We often think of players’ boxscore statistics in terms of cumulative sums or averages, but these statistics, while they tell us about prolificness and what one might expect from any player in a given game, tell us very little else about the player’s output. Consider three hypothetical players in an 82 game season: Player A scores 5 points in 41 of his games, and 35 points in the other 41 games, player B scores 20 points in each of the 82 games, and player C scores 19 points in 80 of his games, and scores 60 in each of the remaining two. Each of these players ends the season averaging 20 ppg, each scored a total of 1,640 points. However, there should be no question that they are very different players, even without considering non-scoring contributions. B is extremely consistent, C is pretty consistent but has rare scoring outbursts, and A is either a big threat or hardly a threat at all. (Please keep in mind that I could be doing the same with per-minute statistics–it’s just a little easier conceptually to discuss per-game stats, while making an equivalent point.) Opposing teams would need to plan differently when facing each of these three players, and their value to their own team is a function not only of their scoring average, but their entire scoring distribution. Since it is much easier to keep track of cumulative totals, and since the simple mean can be calculated by dividing total points (ast, reb, etc.) by total games, we have all been raised on means and sums–which are useful as far as they go, but don’t tell the whole story. So, into the plethora of other “modern” statistics, I would like to add several statistics that have been with us the entire time, but hidden behind season sums and means: the standard deviation, the geometric mean, and the distribution.

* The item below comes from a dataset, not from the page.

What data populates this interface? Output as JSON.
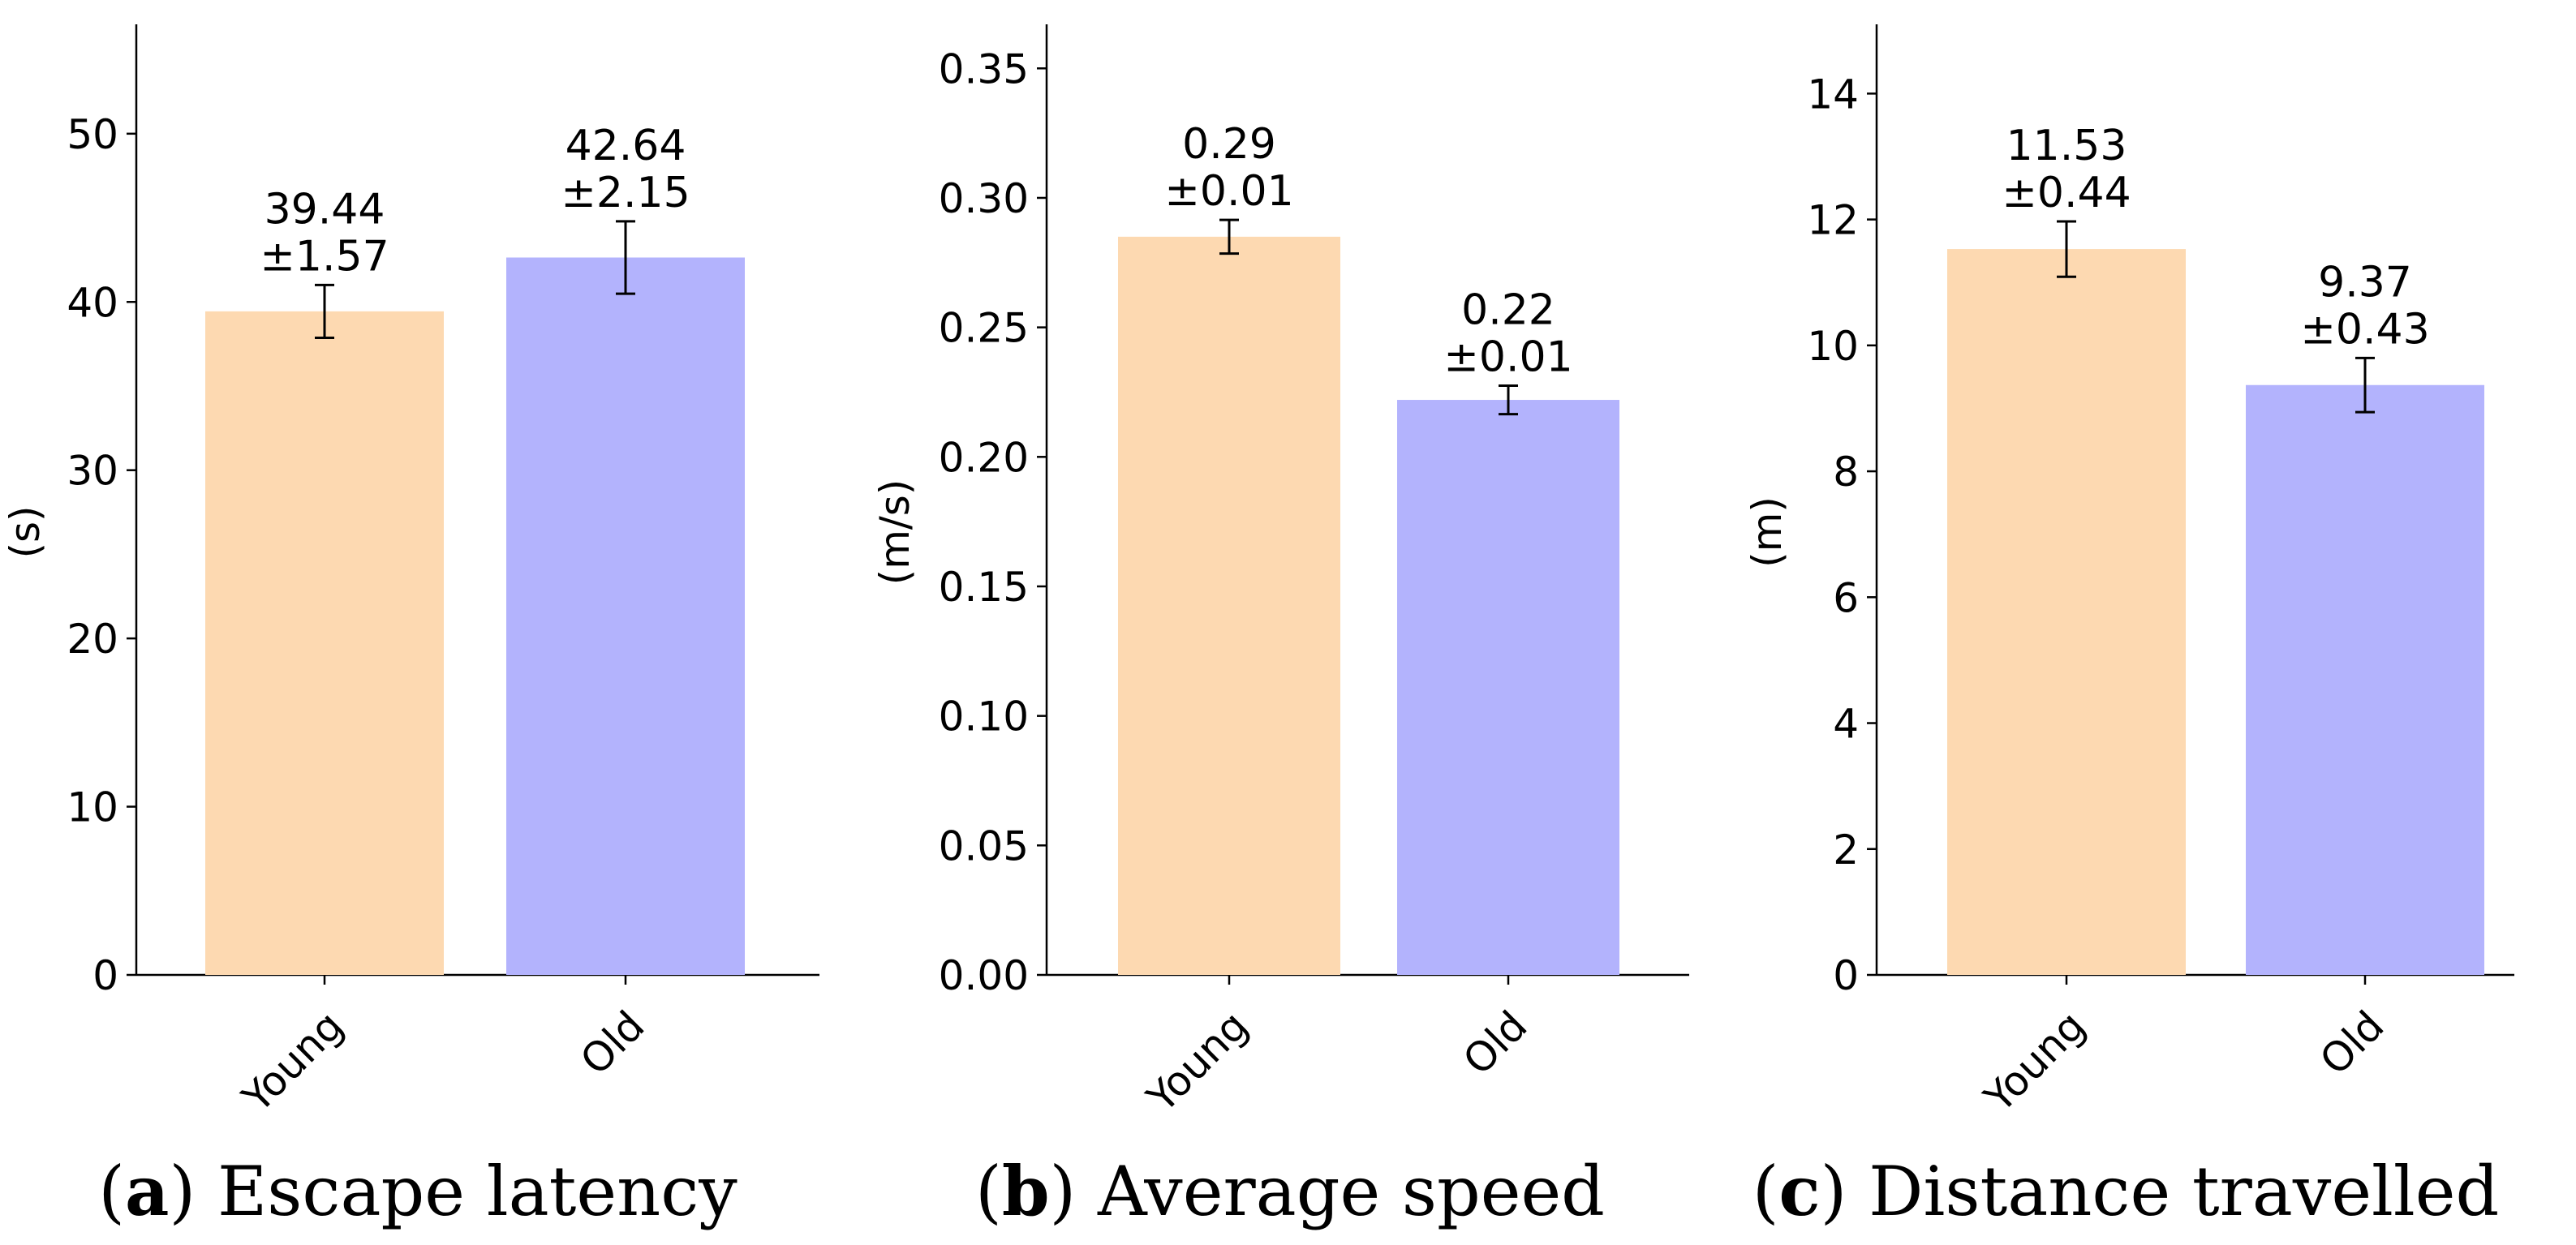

The standad deviation is a summary statistic like the mean, but it measures dispersion. Essentially, it attempts to capture the typical deviance from the mean of each data point. So, players whose per-game boxscore stats vary a lot from game-to-game will have a higher standard deviation than will players who are more consistently close to their own mean. Whether a high or low standard deviation is a good thing is a normative question, although I tend to think that consistency (indicated by a low standard deviation) is a good thing. Bear in mind also, that typically, the greater the mean, the more room there is for variance, and thus the more potential for a larger standard deviation. Thus, another statistic, the coefficient of variation, can be used to give an idea of variation while controlling for the magnitude of the mean.
The geometric mean is similar to the arithmetic mean, in that it is a measure of centrality. However, it seems to emphasize consistency more than does a simple arithmetic mean. Where the arithmetic mean is the sum of the data divided by the number of data points, the geometric mean is the product of the data exponentiated by the inverse of the number of data points. Thus, in our above example, each player has the same mean (20 ppg), but B has a geometric mean of 20, C’s is 19.54, and A’s is 13.23. According to the geometric mean, then, player A is valued almost exactly the same as player D, who scores 13 points in each of 63 games, and 14 points in every other game. Both of their g.means are around 13.23, but player A’s arithmetic mean is 20, while player D’s is 13.23. As such, the geometric mean, especially when presented alongside the arithmetic mean, may tell us even more about a player’s output.*
Finally, there is the entire distribution of per-game point totals. This encapsulates all of the information about a player’s production, because it is the player’s entire production. It’s not a numerical statistic, but can be represented as a graphic, or even (theoretically) an equation. The distribution is represents essentially the same thing as does a histogram or bar chart of each statistic’s frequency at each level of output. In the graphic below, I display each of four players’ distributions on six different per-game statistics. This should give the viewer a very complete idea of each players’ production. I also include the summary statistics I’ve described, which individually give some information about the distribution, and taken together represent a partial but informative view of player production.
This graphic presents the output of four potential MVP candidates through about 60 games of this season. Note that LeBron James tops Kobe Bryant in arithmetic means across every category, and seems to be a more consistent scorer (on a per-game level, at least)… I hope you find this depiction of production useful and informative–please don’t hesitate to participate in the ongoing MVP debate (see this post).
* A note about geometric means: since a player might have zero points, or assists or blocks, etc. in any given game, there is the potential that this zero would “wipe out” their geometric mean for that statistic, making it relatively uninformative. Thus, I have replaced each instance of 0 with 0.9 — which penalizes the player for having a low figure, but maintains valuable information. This is probably not a perfect solution, but I’ve applied it consistently, so it should at least be “fair” in some sense. Let me know in the comments if there is a better way of doing this.